Monday, May 19, 2008

The 2008 CBCA Conference, Melbourne

The Children's Book Council of Australia Conference, 2nd to 4th May 2008, Melbourne. I stressed a lot about this before I went, mostly because i'd never travelled overseas by myself before (I lead a very sheltered life) and had never been to Melbourne before either. I needn't have worried. Melbourne is reasonably straightforward, the hotel was a hop, skip and a jump (although I walked) from the main train station (where the airport bus ended up) and the conference venue, and four other kiwis conference attendees were staying at the same place. For a comprehensive run down of many of the keynote addresses and panel discussions check out Fifi's blog but i thought I'd mention a few other highlights and benefits of attending.
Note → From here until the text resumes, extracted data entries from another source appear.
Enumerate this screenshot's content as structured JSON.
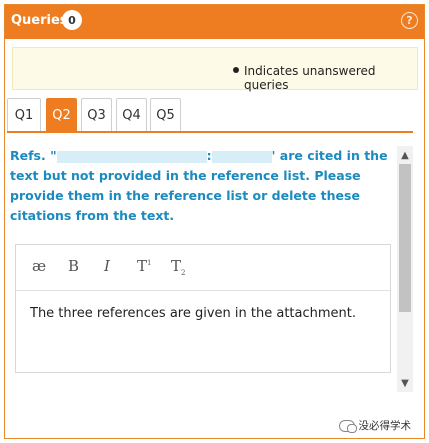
{
  "header": {
    "title": "Queries",
    "count": "0",
    "help_label": "?"
  },
  "legend": {
    "text": "Indicates unanswered queries"
  },
  "tabs": [
    {
      "label": "Q1",
      "active": false
    },
    {
      "label": "Q2",
      "active": true
    },
    {
      "label": "Q3",
      "active": false
    },
    {
      "label": "Q4",
      "active": false
    },
    {
      "label": "Q5",
      "active": false
    }
  ],
  "query": {
    "prefix": "Refs. \"",
    "mid": ":",
    "suffix": "' are cited in the text but not provided in the reference list. Please provide them in the reference list or delete these citations from the text."
  },
  "editor": {
    "toolbar": {
      "ae": "æ",
      "bold": "B",
      "italic": "I",
      "superscript_base": "T",
      "superscript_mark": "1",
      "subscript_base": "T",
      "subscript_mark": "2"
    },
    "answer_text": "The three references are given in the attachment."
  },
  "scrollbar": {
    "up": "▲",
    "down": "▼"
  },
  "watermark": {
    "text": "没必得学术"
  },
  "colors": {
    "accent": "#ee7d22",
    "query_text": "#1b8bbf",
    "legend_bg": "#fdfbe8"
  }
}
First i'd like to say that going to one conference has only made me want to go to more. They don't need to be overseas, although a little bit of shopping in another country is always fun but NZ doesn't really have them yet for the children's book industry. The Storylines AGM in Auckland every March is usually a great day and an excellent opportunity to catch up with others in the business but it doesn't do workshops, panel discussions or cocktail events. The Storylines festival in June is aimed mostly at the readers as it should be so doesn't really qualify either.
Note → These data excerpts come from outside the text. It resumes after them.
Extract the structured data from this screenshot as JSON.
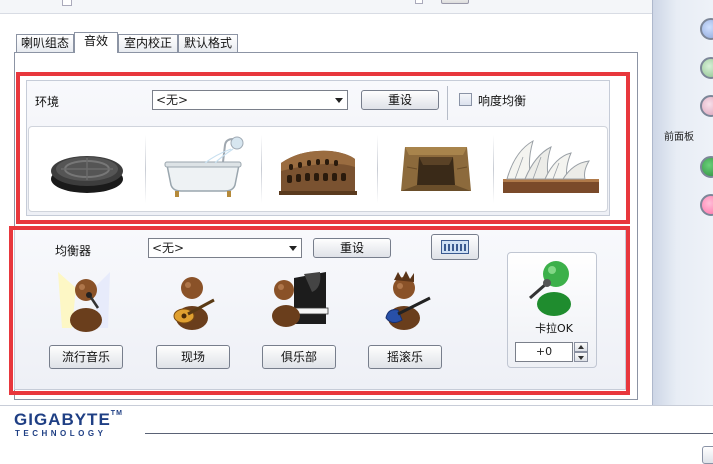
{
  "tabs": [
    {
      "label": "喇叭组态"
    },
    {
      "label": "音效"
    },
    {
      "label": "室内校正"
    },
    {
      "label": "默认格式"
    }
  ],
  "environment": {
    "label": "环境",
    "select_value": "<无>",
    "reset_label": "重设",
    "loudness_label": "响度均衡",
    "loudness_checked": false,
    "presets": [
      "manhole-icon",
      "bathtub-icon",
      "colosseum-icon",
      "stone-corridor-icon",
      "opera-house-icon"
    ]
  },
  "equalizer": {
    "label": "均衡器",
    "select_value": "<无>",
    "reset_label": "重设",
    "presets": [
      {
        "label": "流行音乐",
        "icon": "singer-icon"
      },
      {
        "label": "现场",
        "icon": "guitarist-icon"
      },
      {
        "label": "俱乐部",
        "icon": "pianist-icon"
      },
      {
        "label": "摇滚乐",
        "icon": "rock-guitarist-icon"
      }
    ]
  },
  "karaoke": {
    "label": "卡拉OK",
    "value": "+0"
  },
  "side_panel": {
    "front_panel_label": "前面板",
    "jack_colors": [
      "#2c8c3c",
      "#ff6fa8"
    ]
  },
  "brand": {
    "name": "GIGABYTE",
    "tm": "TM",
    "sub": "TECHNOLOGY",
    "color": "#1f3f84"
  },
  "colors": {
    "highlight": "#e8373d"
  }
}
Being immersed in the children's book industry with like-minded people for three whole days was bliss. Writing is a solitary business done at home so to be surrounded by people who are passionate about the same things and who don't glaze over discussing the same topics for hours on end is my idea of heaven. Being a part of this made me feel more committed then ever to writing.

I got to see a little of what the industry is like in Australia which was useful in terms of my long term plans to sell my material overseas. One of the things that came out of the 5% talk during the Writers and Readers Festival last weekend was the concern that it is becoming less economical to publish children's books in NZ unless they have international appeal and can be sold overseas. I don't know how true this is and whether its a trend or a blip but there are real benefits to the author publishing beyond NZ anyway. The recent international interest in NZ authors such as Lloyd Jones and Bernard Beckett has to be maximised by other NZ authors. From what I saw in Australia, while there will always be tough competition to publish, our books would not be out of place over there.
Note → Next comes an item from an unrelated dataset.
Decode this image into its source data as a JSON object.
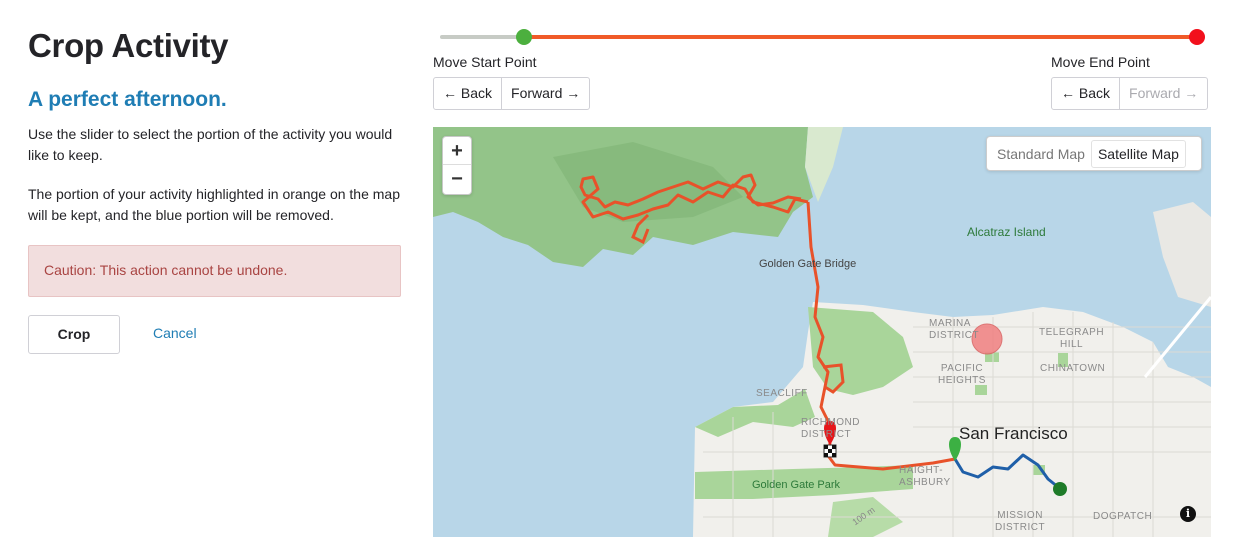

The company of the kiwi contingent over there was fabulous. It would have been much harder alone, much less enjoyable and i came away feeling so much more a part of the local writing scene. I have made new friends from three different sectors of the book business here in NZ.

Introducing yourself to publishers is a complicated business. Most of the publishers at the CBCA were there to sell. Most of the delegates were librarians, teachers and literature or educational academics. The publishers weren't looking for new manuscripts/books and generally don't do that publicly at the best of times. 'Author' can be a very dirty word. I decided to avoid it mostly unless there was already some connection, for example with people who had already seen and or published my work. This was an extremely small group of three. I did introduce myself to several other publishers who publish things in a similar vein to what I write, but tried to keep it low key and didn't frighten too many people I think. This was all good practice but i still need to work on not freezing into the nervous plastic smile and losing the capacity to form decent sentences during conversation. I guess the lesson here is to keep these things brief and have a few safe non-book topics to fall back on - this is hard when you are totally surrounded by books and book people though.

All in all it was a lot of fun (although expensive fun). i hope one day to get such a trip paid for by the industry but i'm not holding my breath.